Specifically, I recommend discussing Ramsey Numbers. The Wikipedia entry for the Probabilistic Method has a good explanation of how this method can provide a lower bound on the Ramsey number $R(r,r)$ (defined as the smallest $n$ such that any 2-coloring of the edges of $K_n$ must yield a $K_r$ subgraph whose edges are all the same color). Specifically, it can be shown that $R(r,r)\geq n+1$ as long as ${n \choose r}2^{{1-{r \choose 2}}}<1$.
That quantity on the left-hand side of the inequality is the expected value of the random variable that counts the number of monochromatic $K_r$ subgraphs in a 2-coloring of $K_n$. Since that random variable only takes on integer values, if that expected value is less than 1, then there must be some instance where the variable takes on the value 0. In such an instance, there are no monochromatic $K_r$ subgraphs, meaning it is possible to avoid having a monochromatic $K_r$ by 2-coloring $K_n$ in a particular way. Thus, $R(r,r)>n$ must be true.

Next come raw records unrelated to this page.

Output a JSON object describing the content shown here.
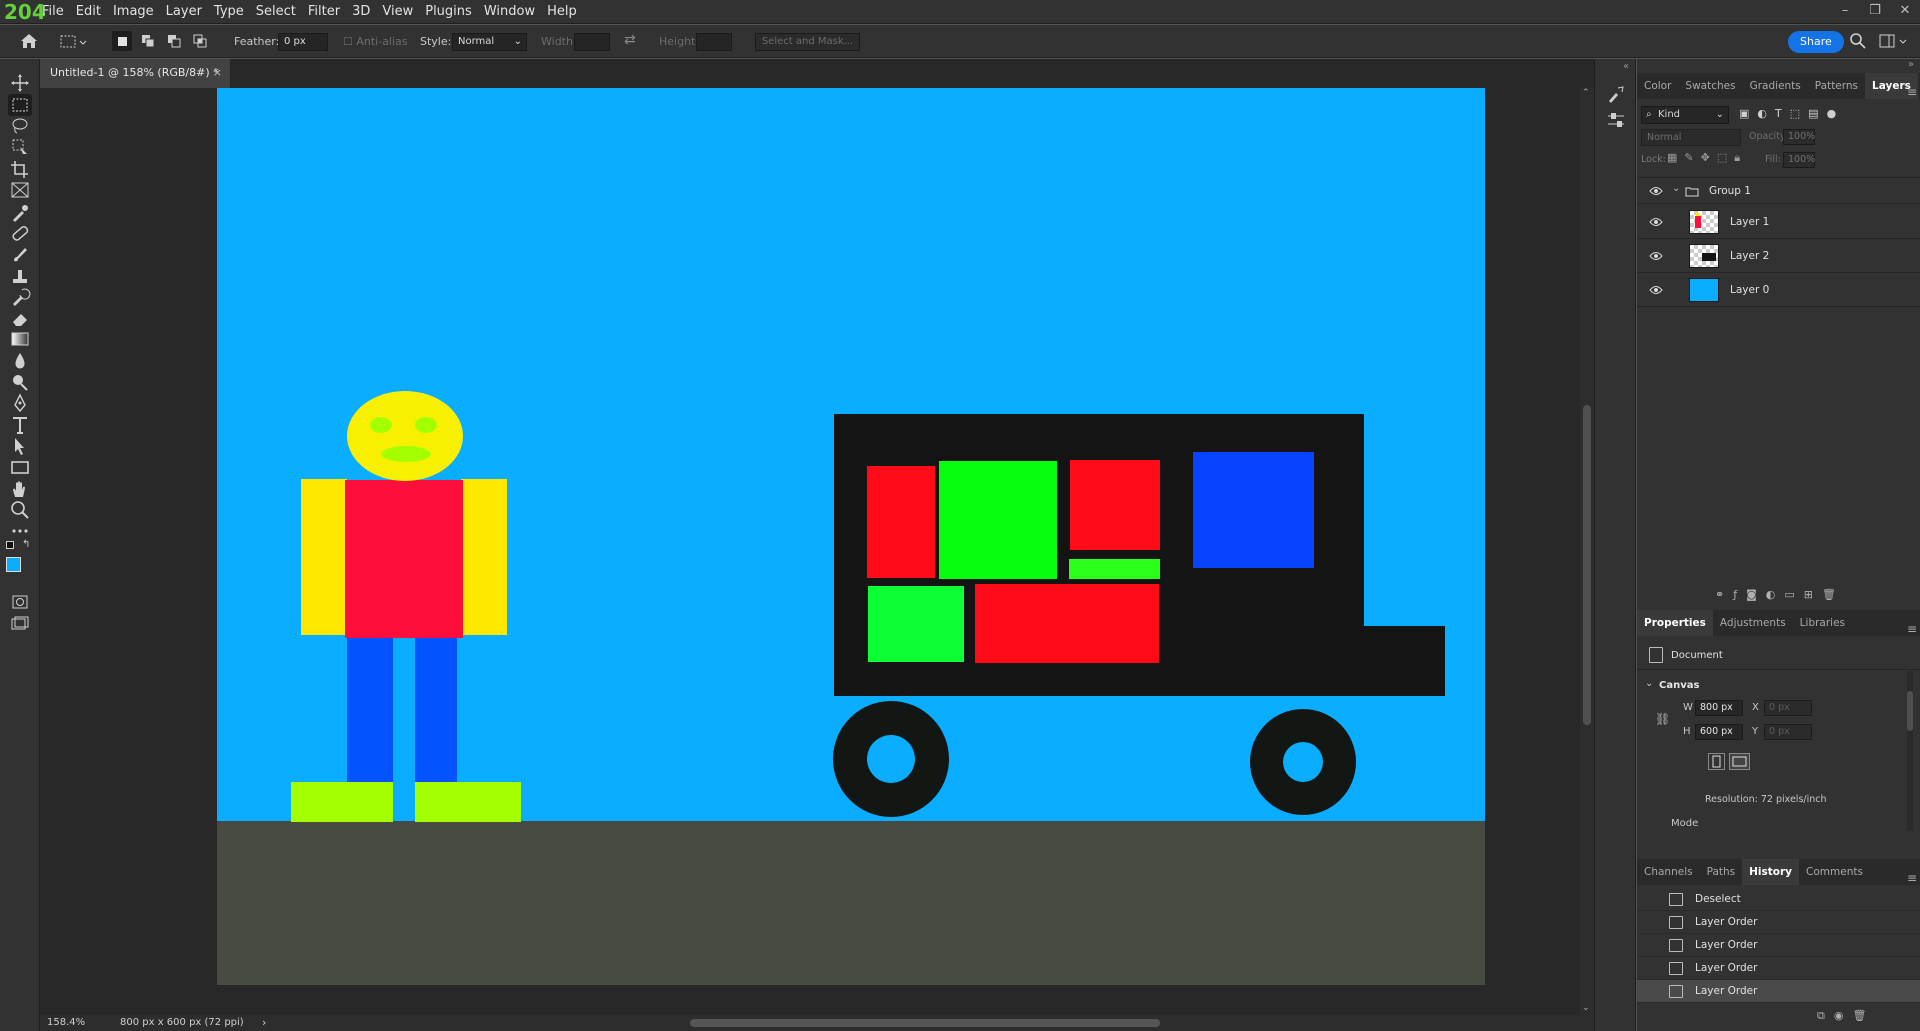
{
  "app": {
    "logo_text": "204"
  },
  "menu": [
    "File",
    "Edit",
    "Image",
    "Layer",
    "Type",
    "Select",
    "Filter",
    "3D",
    "View",
    "Plugins",
    "Window",
    "Help"
  ],
  "window_controls": {
    "minimize": "–",
    "restore": "❐",
    "close": "✕"
  },
  "options": {
    "feather_label": "Feather:",
    "feather_value": "0 px",
    "antialias_label": "Anti-alias",
    "style_label": "Style:",
    "style_value": "Normal",
    "width_label": "Width:",
    "height_label": "Height:",
    "select_mask_label": "Select and Mask...",
    "share_label": "Share"
  },
  "document_tab": {
    "title": "Untitled-1 @ 158% (RGB/8#) *",
    "close": "×"
  },
  "status": {
    "zoom": "158.4%",
    "doc_info": "800 px x 600 px (72 ppi)",
    "arrow": "›"
  },
  "colors": {
    "sky": "#0aadff",
    "ground": "#474b41",
    "accent": "#1473e6",
    "foreground_swatch": "#0aadff",
    "background_swatch": "#ffffff",
    "head": "#f8f000",
    "arm": "#ffe800",
    "torso": "#fc0f3a",
    "leg": "#0453ff",
    "foot": "#a4ff00",
    "mouth": "#a4ff00",
    "truck_body": "#141414",
    "cargo_red": "#ff0b17",
    "cargo_green": "#06ff0c",
    "cargo_green2": "#0cff34",
    "cargo_blue": "#0844ff",
    "wheel": "#131713"
  },
  "panels_top": {
    "tabs": [
      "Color",
      "Swatches",
      "Gradients",
      "Patterns",
      "Layers"
    ],
    "active_tab": "Layers",
    "filter_kind": "Kind",
    "blend_mode": "Normal",
    "opacity_label": "Opacity:",
    "opacity_value": "100%",
    "lock_label": "Lock:",
    "fill_label": "Fill:",
    "fill_value": "100%",
    "layers": [
      {
        "name": "Group 1",
        "type": "group"
      },
      {
        "name": "Layer 1",
        "type": "layer"
      },
      {
        "name": "Layer 2",
        "type": "layer"
      },
      {
        "name": "Layer 0",
        "type": "layer"
      }
    ]
  },
  "properties": {
    "tabs": [
      "Properties",
      "Adjustments",
      "Libraries"
    ],
    "active_tab": "Properties",
    "document_label": "Document",
    "section_label": "Canvas",
    "w_label": "W",
    "w_value": "800 px",
    "h_label": "H",
    "h_value": "600 px",
    "x_label": "X",
    "x_placeholder": "0 px",
    "y_label": "Y",
    "y_placeholder": "0 px",
    "resolution": "Resolution: 72 pixels/inch",
    "mode_label": "Mode"
  },
  "history": {
    "tabs": [
      "Channels",
      "Paths",
      "History",
      "Comments"
    ],
    "active_tab": "History",
    "items": [
      "Deselect",
      "Layer Order",
      "Layer Order",
      "Layer Order",
      "Layer Order"
    ]
  },
  "tools": [
    "move-tool",
    "marquee-tool",
    "lasso-tool",
    "object-select-tool",
    "crop-tool",
    "frame-tool",
    "eyedropper-tool",
    "healing-tool",
    "brush-tool",
    "stamp-tool",
    "history-brush-tool",
    "eraser-tool",
    "gradient-tool",
    "blur-tool",
    "dodge-tool",
    "pen-tool",
    "type-tool",
    "path-select-tool",
    "rectangle-tool",
    "hand-tool",
    "zoom-tool",
    "more-tools"
  ]
}
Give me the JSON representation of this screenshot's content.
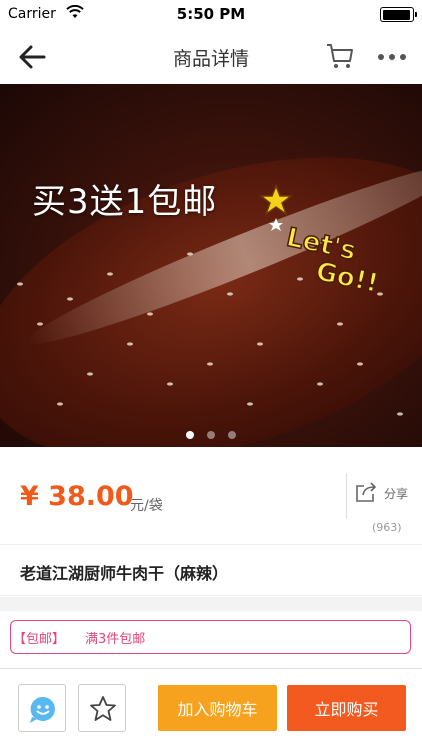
{
  "status_bar": {
    "carrier": "Carrier",
    "time": "5:50 PM",
    "icons": [
      "wifi-icon",
      "battery-icon"
    ]
  },
  "nav": {
    "title": "商品详情",
    "icons": [
      "back-arrow-icon",
      "cart-icon",
      "more-icon"
    ]
  },
  "hero": {
    "promo_text": "买3送1包邮",
    "sticker_text": "Let's Go!!",
    "dots_count": 3,
    "active_dot": 0
  },
  "price": {
    "value": "¥ 38.00",
    "unit": "元/袋",
    "share_label": "分享",
    "share_count": "(963)"
  },
  "product": {
    "title": "老道江湖厨师牛肉干（麻辣）"
  },
  "promotion": {
    "tag": "【包邮】",
    "text": "满3件包邮"
  },
  "bottom_bar": {
    "add_to_cart": "加入购物车",
    "buy_now": "立即购买",
    "icons": [
      "chat-icon",
      "star-icon"
    ]
  },
  "colors": {
    "accent_orange": "#f05a1a",
    "cart_button": "#f6a21f",
    "buy_button": "#f25a1f",
    "promo_pink": "#e4467a"
  }
}
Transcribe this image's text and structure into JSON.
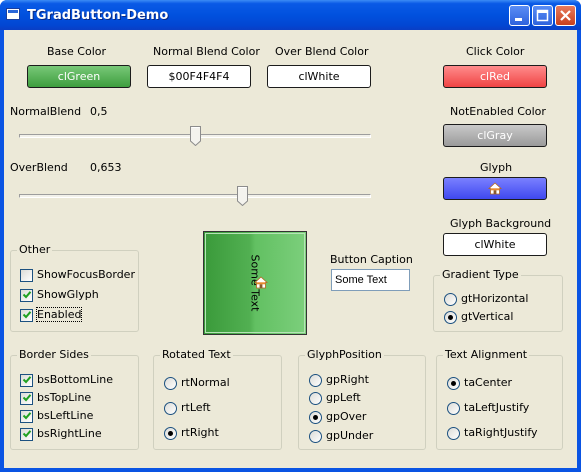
{
  "window": {
    "title": "TGradButton-Demo"
  },
  "colors": {
    "base_color_label": "Base Color",
    "base_color_value": "clGreen",
    "normal_blend_label": "Normal Blend Color",
    "normal_blend_value": "$00F4F4F4",
    "over_blend_label": "Over Blend Color",
    "over_blend_value": "clWhite",
    "click_color_label": "Click Color",
    "click_color_value": "clRed",
    "not_enabled_label": "NotEnabled Color",
    "not_enabled_value": "clGray",
    "glyph_label": "Glyph",
    "glyph_background_label": "Glyph Background",
    "glyph_background_value": "clWhite"
  },
  "sliders": {
    "normal_blend_label": "NormalBlend",
    "normal_blend_value": "0,5",
    "over_blend_label": "OverBlend",
    "over_blend_value": "0,653",
    "normal_blend_fraction": 0.5,
    "over_blend_fraction": 0.653
  },
  "demo_button": {
    "caption": "Some Text",
    "glyph_icon": "home-icon"
  },
  "button_caption": {
    "label": "Button Caption",
    "value": "Some Text"
  },
  "other": {
    "title": "Other",
    "items": [
      {
        "label": "ShowFocusBorder",
        "checked": false
      },
      {
        "label": "ShowGlyph",
        "checked": true
      },
      {
        "label": "Enabled",
        "checked": true
      }
    ]
  },
  "gradient_type": {
    "title": "Gradient Type",
    "options": [
      {
        "label": "gtHorizontal",
        "selected": false
      },
      {
        "label": "gtVertical",
        "selected": true
      }
    ]
  },
  "border_sides": {
    "title": "Border Sides",
    "items": [
      {
        "label": "bsBottomLine",
        "checked": true
      },
      {
        "label": "bsTopLine",
        "checked": true
      },
      {
        "label": "bsLeftLine",
        "checked": true
      },
      {
        "label": "bsRightLine",
        "checked": true
      }
    ]
  },
  "rotated_text": {
    "title": "Rotated Text",
    "options": [
      {
        "label": "rtNormal",
        "selected": false
      },
      {
        "label": "rtLeft",
        "selected": false
      },
      {
        "label": "rtRight",
        "selected": true
      }
    ]
  },
  "glyph_position": {
    "title": "GlyphPosition",
    "options": [
      {
        "label": "gpRight",
        "selected": false
      },
      {
        "label": "gpLeft",
        "selected": false
      },
      {
        "label": "gpOver",
        "selected": true
      },
      {
        "label": "gpUnder",
        "selected": false
      }
    ]
  },
  "text_alignment": {
    "title": "Text Alignment",
    "options": [
      {
        "label": "taCenter",
        "selected": true
      },
      {
        "label": "taLeftJustify",
        "selected": false
      },
      {
        "label": "taRightJustify",
        "selected": false
      }
    ]
  }
}
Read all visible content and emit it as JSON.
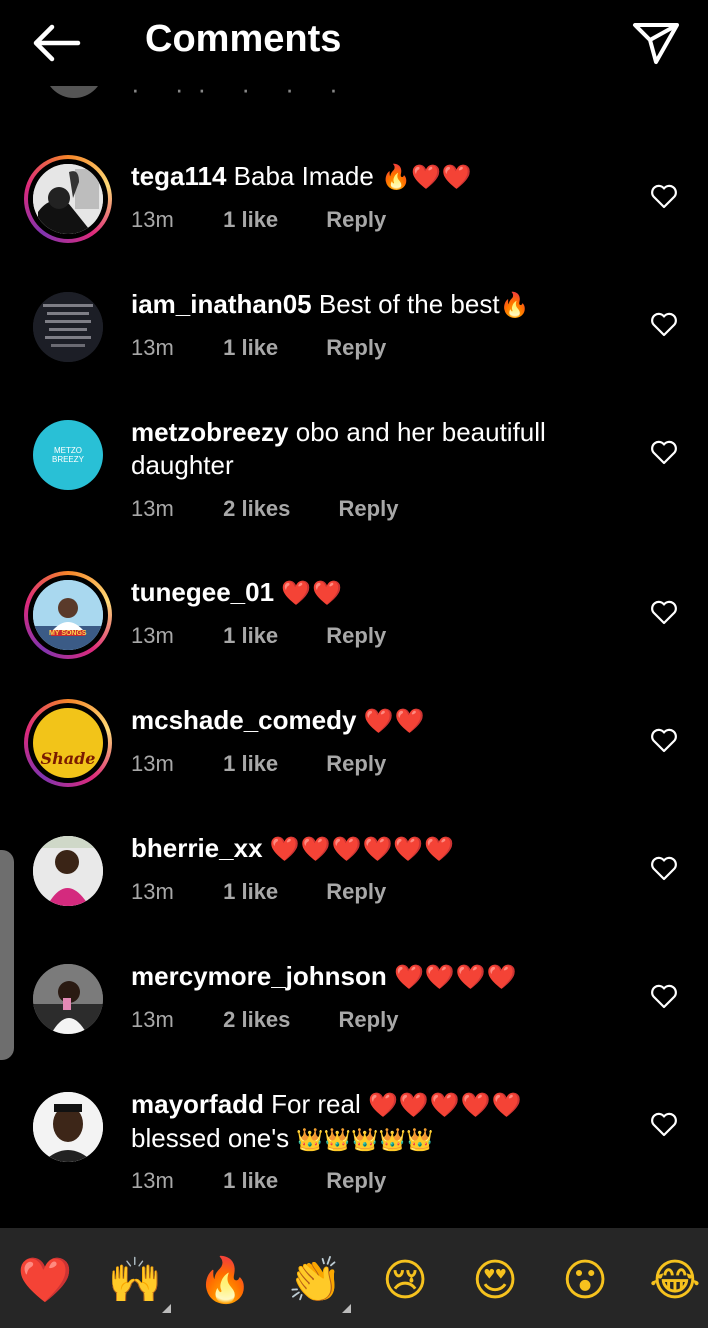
{
  "header": {
    "title": "Comments",
    "back_icon": "arrow-left-icon",
    "send_icon": "paper-plane-icon"
  },
  "comments": [
    {
      "username": "tega114",
      "text": "Baba Imade",
      "emoji": [
        "🔥",
        "❤️",
        "❤️"
      ],
      "time": "13m",
      "likes": "1 like",
      "reply": "Reply",
      "story_ring": true
    },
    {
      "username": "iam_inathan05",
      "text": "Best of the best",
      "emoji": [
        "🔥"
      ],
      "time": "13m",
      "likes": "1 like",
      "reply": "Reply",
      "story_ring": false
    },
    {
      "username": "metzobreezy",
      "text": "obo and her beautifull daughter",
      "emoji": [],
      "time": "13m",
      "likes": "2 likes",
      "reply": "Reply",
      "story_ring": false,
      "avatar_text": "METZO BREEZY"
    },
    {
      "username": "tunegee_01",
      "text": "",
      "emoji": [
        "❤️",
        "❤️"
      ],
      "time": "13m",
      "likes": "1 like",
      "reply": "Reply",
      "story_ring": true,
      "avatar_text": "MY SONGS"
    },
    {
      "username": "mcshade_comedy",
      "text": "",
      "emoji": [
        "❤️",
        "❤️"
      ],
      "time": "13m",
      "likes": "1 like",
      "reply": "Reply",
      "story_ring": true,
      "avatar_text": "Shade"
    },
    {
      "username": "bherrie_xx",
      "text": "",
      "emoji": [
        "❤️",
        "❤️",
        "❤️",
        "❤️",
        "❤️",
        "❤️"
      ],
      "time": "13m",
      "likes": "1 like",
      "reply": "Reply",
      "story_ring": false
    },
    {
      "username": "mercymore_johnson",
      "text": "",
      "emoji": [
        "❤️",
        "❤️",
        "❤️",
        "❤️"
      ],
      "time": "13m",
      "likes": "2 likes",
      "reply": "Reply",
      "story_ring": false
    },
    {
      "username": "mayorfadd",
      "text": "For real",
      "emoji": [
        "❤️",
        "❤️",
        "❤️",
        "❤️",
        "❤️"
      ],
      "text2": "blessed one's",
      "emoji2": [
        "👑",
        "👑",
        "👑",
        "👑",
        "👑"
      ],
      "time": "13m",
      "likes": "1 like",
      "reply": "Reply",
      "story_ring": false
    }
  ],
  "reactions": [
    "❤️",
    "🙌",
    "🔥",
    "👏",
    "😢",
    "😍",
    "😮",
    "😂"
  ],
  "colors": {
    "background": "#000000",
    "secondary_text": "#a8a8a8",
    "reaction_bar": "#262626",
    "heart_red": "#e8192c"
  }
}
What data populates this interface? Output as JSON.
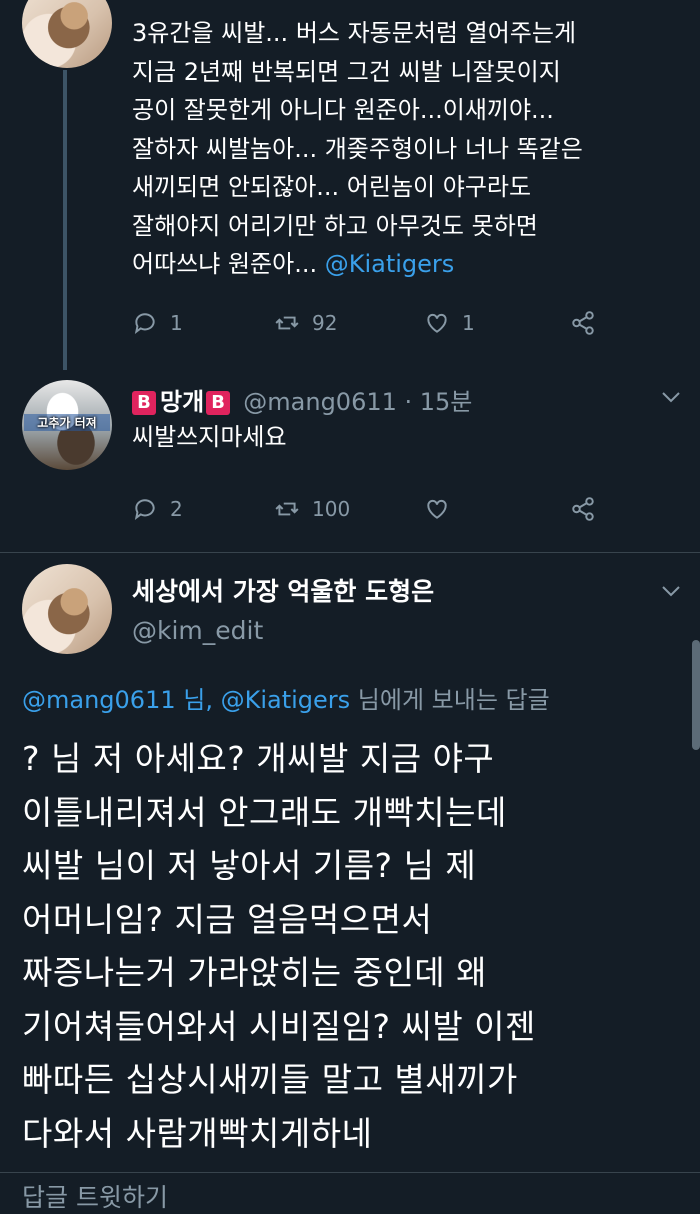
{
  "tweet1": {
    "lines": [
      "3유간을 씨발... 버스 자동문처럼 열어주는게",
      "지금 2년째 반복되면 그건 씨발 니잘못이지",
      "공이 잘못한게 아니다 원준아...이새끼야...",
      "잘하자 씨발놈아... 개좆주형이나 너나 똑같은",
      "새끼되면 안되잖아... 어린놈이 야구라도",
      "잘해야지 어리기만 하고 아무것도 못하면"
    ],
    "last_line_text": "어따쓰냐 원준아... ",
    "last_line_mention": "@Kiatigers",
    "replies": "1",
    "retweets": "92",
    "likes": "1"
  },
  "tweet2": {
    "avatar_text": "고추가 터져",
    "badge_left": "B",
    "display_name": "망개",
    "badge_right": "B",
    "handle_time": "@mang0611 · 15분",
    "text": "씨발쓰지마세요",
    "replies": "2",
    "retweets": "100"
  },
  "main": {
    "display_name": "세상에서 가장 억울한 도형은",
    "handle": "@kim_edit",
    "reply_to_mention1": "@mang0611 님,",
    "reply_to_mention2": "@Kiatigers",
    "reply_to_suffix": " 님에게 보내는 답글",
    "lines": [
      "? 님 저 아세요? 개씨발 지금 야구",
      "이틀내리져서 안그래도 개빡치는데",
      "씨발 님이 저 낳아서 기름? 님 제",
      "어머니임? 지금 얼음먹으면서",
      "짜증나는거 가라앉히는 중인데 왜",
      "기어쳐들어와서 시비질임? 씨발 이젠",
      "빠따든 십상시새끼들 말고 별새끼가",
      "다와서 사람개빡치게하네"
    ]
  },
  "reply_bar": {
    "placeholder": "답글 트윗하기"
  },
  "colors": {
    "background": "#141d26",
    "link": "#3aa0ea",
    "muted": "#8899a6",
    "badge": "#e0245e"
  }
}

However, this argument does not show at all how to achieve such a coloring! Indeed, this is still a genuinely hard problem, in general. After this presentation, you can share some further facts with the students about Ramsey Numbers, especially how we know $R(3,3)$ and $R(4,4)$ exactly, but even $R(5,5)$ is unknown. (Note: The upper bound on $R(5,5)$ was just improved recently in 2017.)